Santana was riding a huge wave of success following their triumphant appearance at Woodstock (though it was actually the film Woodstock that really catapulted them to megastardom) and the release of their first album. Still, they were relative newcomers compared with Dead and Airplane, so they get third billing here. All the strengths that would carry the band to the top of the rock heap are present here, as they charge through incendiary versions of “Incident at Neshabur” and (of course) “Soul Sacrifice.” There was definitely a chemistry to the original Santana band that was unique to this lineup; the interaction between the percussionists and lead players in something to behold, and Carlos still feels like he’s discovering his style, rather than recycling it. Muy caliente!
At the time this was taped in the winter of 1970, the Dead were still a couple of months away from their first successful album, Workingman’s Dead, but they already had a solid following and were renowned for their free-flowing jams and exciting rhythmic playing. What’s here is definitely prime Dead—if not exactly face-meltingly psychedelic. Singer Ron “Pigpen” McKernan looks and sounds great on the group’s funky take on Otis Redding’s “Hard to Handle,” and the popular combination “China Cat Sunflower” and “I Know You Rider” lets the group stretch out a bit to nice effect. It’s always somewhat jarring for me to see Jerry Garcia as a young man, rather than the graying icon he became later in life. He’s in great form here, as are all the bandmembers. At times the director seems nearly as interested in capturing the undulating breasts of nubile hippie girls in their loose-flowing tops dancing on the side of the stage as in showing the band, but it’s still a powerful look at the group during this still-formative period.

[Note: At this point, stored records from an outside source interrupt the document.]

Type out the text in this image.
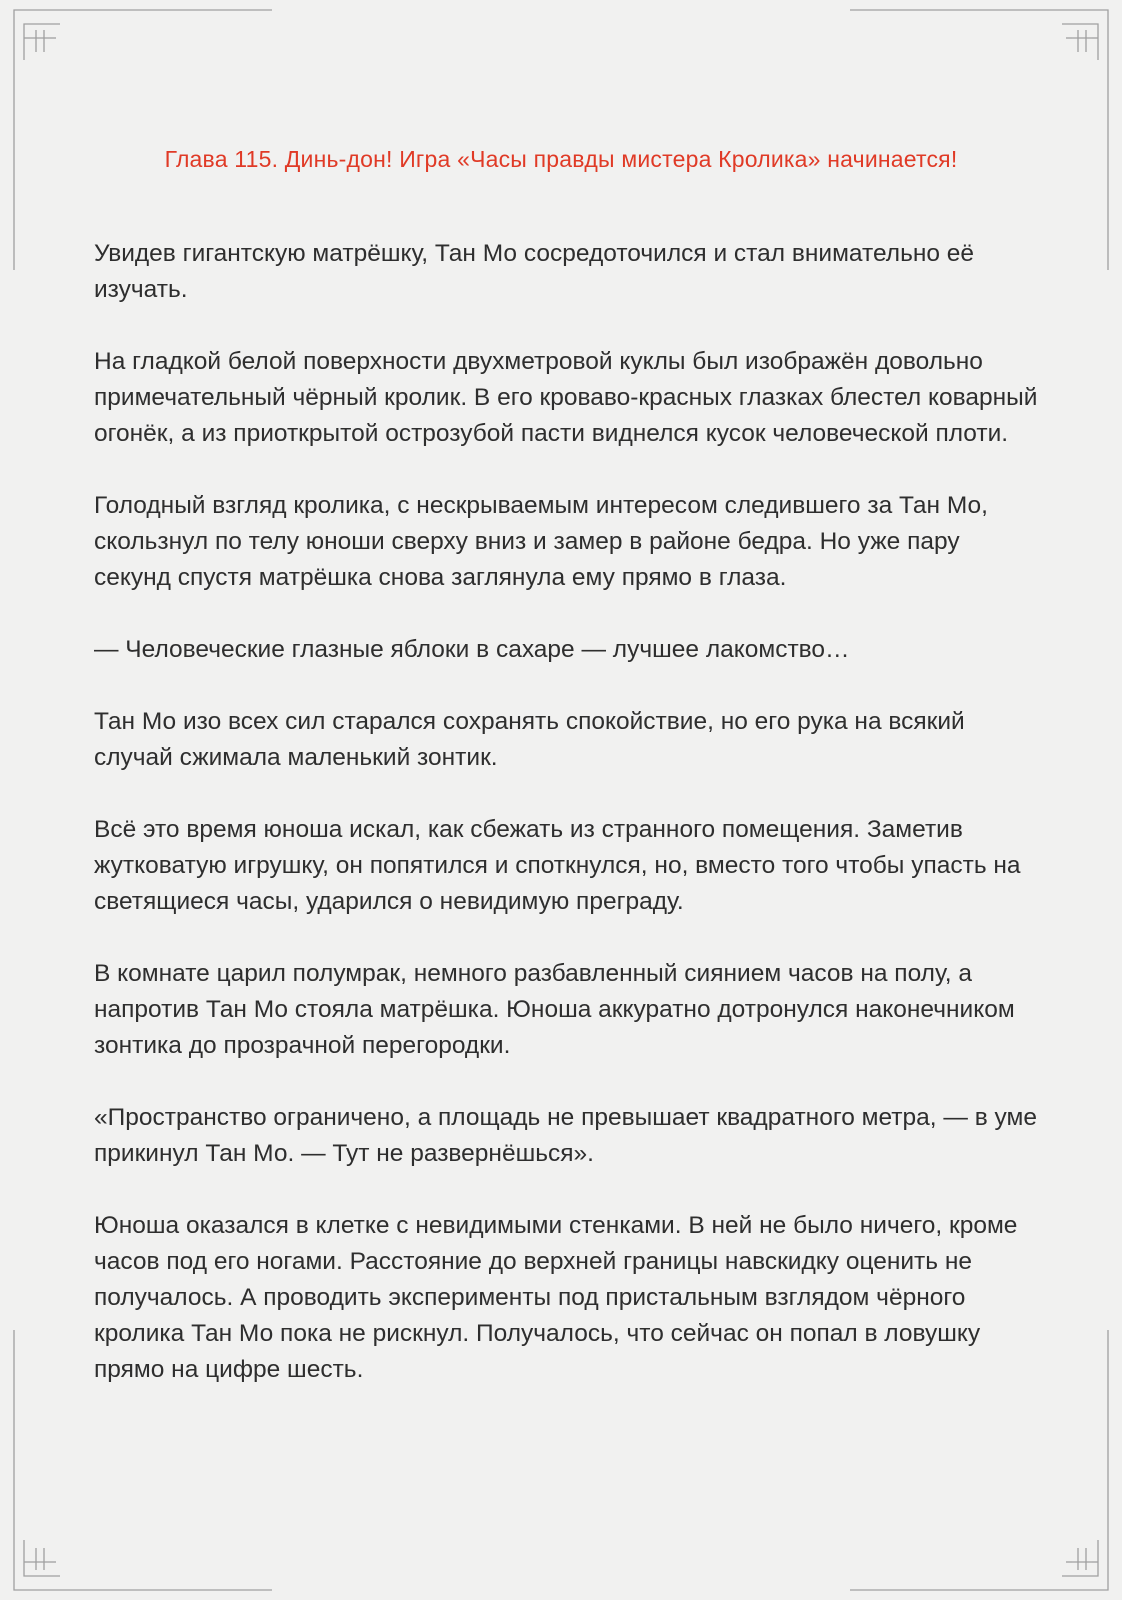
Глава 115. Динь-дон! Игра «Часы правды мистера Кролика» начинается!

Увидев гигантскую матрёшку, Тан Мо сосредоточился и стал внимательно её изучать.

На гладкой белой поверхности двухметровой куклы был изображён довольно примечательный чёрный кролик. В его кроваво-красных глазках блестел коварный огонёк, а из приоткрытой острозубой пасти виднелся кусок человеческой плоти.

Голодный взгляд кролика, с нескрываемым интересом следившего за Тан Мо, скользнул по телу юноши сверху вниз и замер в районе бедра. Но уже пару секунд спустя матрёшка снова заглянула ему прямо в глаза.

— Человеческие глазные яблоки в сахаре — лучшее лакомство…

Тан Мо изо всех сил старался сохранять спокойствие, но его рука на всякий случай сжимала маленький зонтик.

Всё это время юноша искал, как сбежать из странного помещения. Заметив жутковатую игрушку, он попятился и споткнулся, но, вместо того чтобы упасть на светящиеся часы, ударился о невидимую преграду.

В комнате царил полумрак, немного разбавленный сиянием часов на полу, а напротив Тан Мо стояла матрёшка. Юноша аккуратно дотронулся наконечником зонтика до прозрачной перегородки.

«Пространство ограничено, а площадь не превышает квадратного метра, — в уме прикинул Тан Мо. — Тут не развернёшься».

Юноша оказался в клетке с невидимыми стенками. В ней не было ничего, кроме часов под его ногами. Расстояние до верхней границы навскидку оценить не получалось. А проводить эксперименты под пристальным взглядом чёрного кролика Тан Мо пока не рискнул. Получалось, что сейчас он попал в ловушку прямо на цифре шесть.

One forgets that in early 1970 the Jefferson Airplane were still top dogs of the SF scene, so they get the “headlining” slot. They’re represented by a pair of unusual choices: Paul Kantner’s “Ballad of You and Me and Pooneil” is highlighted by the screaming lead guitar of Jorma Kaukonen and thundering bass of Jack Casady (surely one of rock’s all-time great tandems); and Grace Slick’s moody “Eskimo Blue Day,” from the still-new Volunteers album. Forgive me if I note that Grace has never looked more radiant than she does here—wow, those eyes! But it’s her singing that’s even more mesmerizing. When she was “on” (no pun intended) she really knew how to command a stage. It’s sad that the Airplane’s descent into chaos would begin shortly after this and they never quite regained the momentum they built with 1969 live album Bless Its Pointed Little Head and the classic Volunteers.
The disc closes with a jam session featuring a teeming stage-full of musicians from all three bands—plus Gary Duncan of Quicksilver Messenger Service, for good measure—and like a lot of well-intentioned jam sessions, it’s kind of a mess, with occasional flashes of brilliance. Garcia acquits himself particularly well, and Jack Casady’s right there laying down a thick bass line for others to snake around, but it’s really a case of too much directionless firepower, too much full-throttle percussion for my taste. That said, I’m sure if you were there and really high, it was probably a great time.